Commission Sales Workers Entitled to Overtime
Many employers pay salespeople in whole or part by commission. For example, salespeople selling timeshares, cruises, travel packages, subscriptions and similar things are usually paid over 50% of their income in commission. Commissioned workers have good months with lots of sales and bad months with few or no sales. Federal law requires that in those bad months, the employer must keep track of the salespeople’s actual work hours and pay them an amount at least equivalent to one and one-half times the minimum wage every month. And, in a recent Court of Appeals court decision, the Court made clear that an employer cannot average commission payments in different months to determine if an employee has paid enough money.

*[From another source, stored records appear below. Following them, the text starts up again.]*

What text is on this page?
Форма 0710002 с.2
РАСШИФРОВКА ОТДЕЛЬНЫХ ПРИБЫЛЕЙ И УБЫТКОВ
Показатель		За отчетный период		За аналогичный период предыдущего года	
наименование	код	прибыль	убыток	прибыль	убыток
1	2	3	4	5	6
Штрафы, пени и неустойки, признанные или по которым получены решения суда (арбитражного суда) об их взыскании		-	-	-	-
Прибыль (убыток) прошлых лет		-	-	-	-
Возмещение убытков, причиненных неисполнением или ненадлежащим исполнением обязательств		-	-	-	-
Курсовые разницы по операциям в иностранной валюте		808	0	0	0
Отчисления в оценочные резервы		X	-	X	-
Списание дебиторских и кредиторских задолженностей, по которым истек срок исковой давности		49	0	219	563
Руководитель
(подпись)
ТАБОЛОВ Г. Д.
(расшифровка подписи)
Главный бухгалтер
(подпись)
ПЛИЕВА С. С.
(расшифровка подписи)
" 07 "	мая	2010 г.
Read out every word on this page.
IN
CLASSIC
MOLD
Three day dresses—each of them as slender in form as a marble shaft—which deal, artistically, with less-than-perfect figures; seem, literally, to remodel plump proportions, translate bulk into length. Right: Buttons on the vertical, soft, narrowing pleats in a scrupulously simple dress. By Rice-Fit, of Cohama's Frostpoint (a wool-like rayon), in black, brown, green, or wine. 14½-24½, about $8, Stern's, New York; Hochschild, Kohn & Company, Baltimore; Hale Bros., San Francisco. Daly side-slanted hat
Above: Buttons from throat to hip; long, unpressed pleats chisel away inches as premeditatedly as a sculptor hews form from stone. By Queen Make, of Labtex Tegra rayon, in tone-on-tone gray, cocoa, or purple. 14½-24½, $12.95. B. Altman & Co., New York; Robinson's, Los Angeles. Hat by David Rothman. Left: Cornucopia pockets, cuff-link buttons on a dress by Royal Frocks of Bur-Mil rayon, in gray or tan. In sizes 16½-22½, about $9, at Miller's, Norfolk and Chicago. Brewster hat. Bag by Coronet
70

For example, assume that a salesperson, Jill, receives a 5% commission on sales of timeshares. She usually works 55 hours a week and her pay is 100% commission. Under the Court’s recent decision, federal law would require that Jill be paid, at a minimum, $1815 for the month. This is true even in months in which Jill makes no sales and even if in preceding or later months Jill makes lots of sales. For example, assume our hypothetical salesperson Jill works 55 hours a week or 220 hours a month, and in September she earns $7,000 in commissions. In October, she works 220 hours, but she has a tough month and earns only $1,000 in commissions. In November, she has another good month and earns $8,000 in commissions. In October, Jill would be owed an additional $815 ($1,815 - $1,000 already paid) by her employer. Moreover, if the Company failed to pay Jill the $800 she would be entitled to an additional $800 just for that month as liquidated damages.
The Court of Appeals ruling is that an employer cannot average commissions beyond the period for which they are paid and it cannot do so beyond a month as a period of time. Federal law requires that an employee be paid at least the minimum wage for the first 40 hours worked each month and 1.5 (time and one-half) times the minimum wage for each hour worked in excess of 40 hours a week. It is no defense to this requirement that an employer paid the employee more than the minimum wage in other weeks because the law does not permit averaging of wages across different weeks or, in the case of commissioned workers, across different months. See Freixa v. Prestige Cruise Services, LLC, Case No. 1:15-cv-227324 (11th Cir. April 13, 2017).
Although the legal basis for the Court’s ruling in this case is plain on the face of the law, the rationale for this is plain too. Employees are entitled to a subsistence wage and to overtime in months for which they work for an employer. Subsistence lifestyles cannot be “averaged.” The minimum wage is exactly what it is called, a minimum, and employers’ pay plans must meet this at a minimum.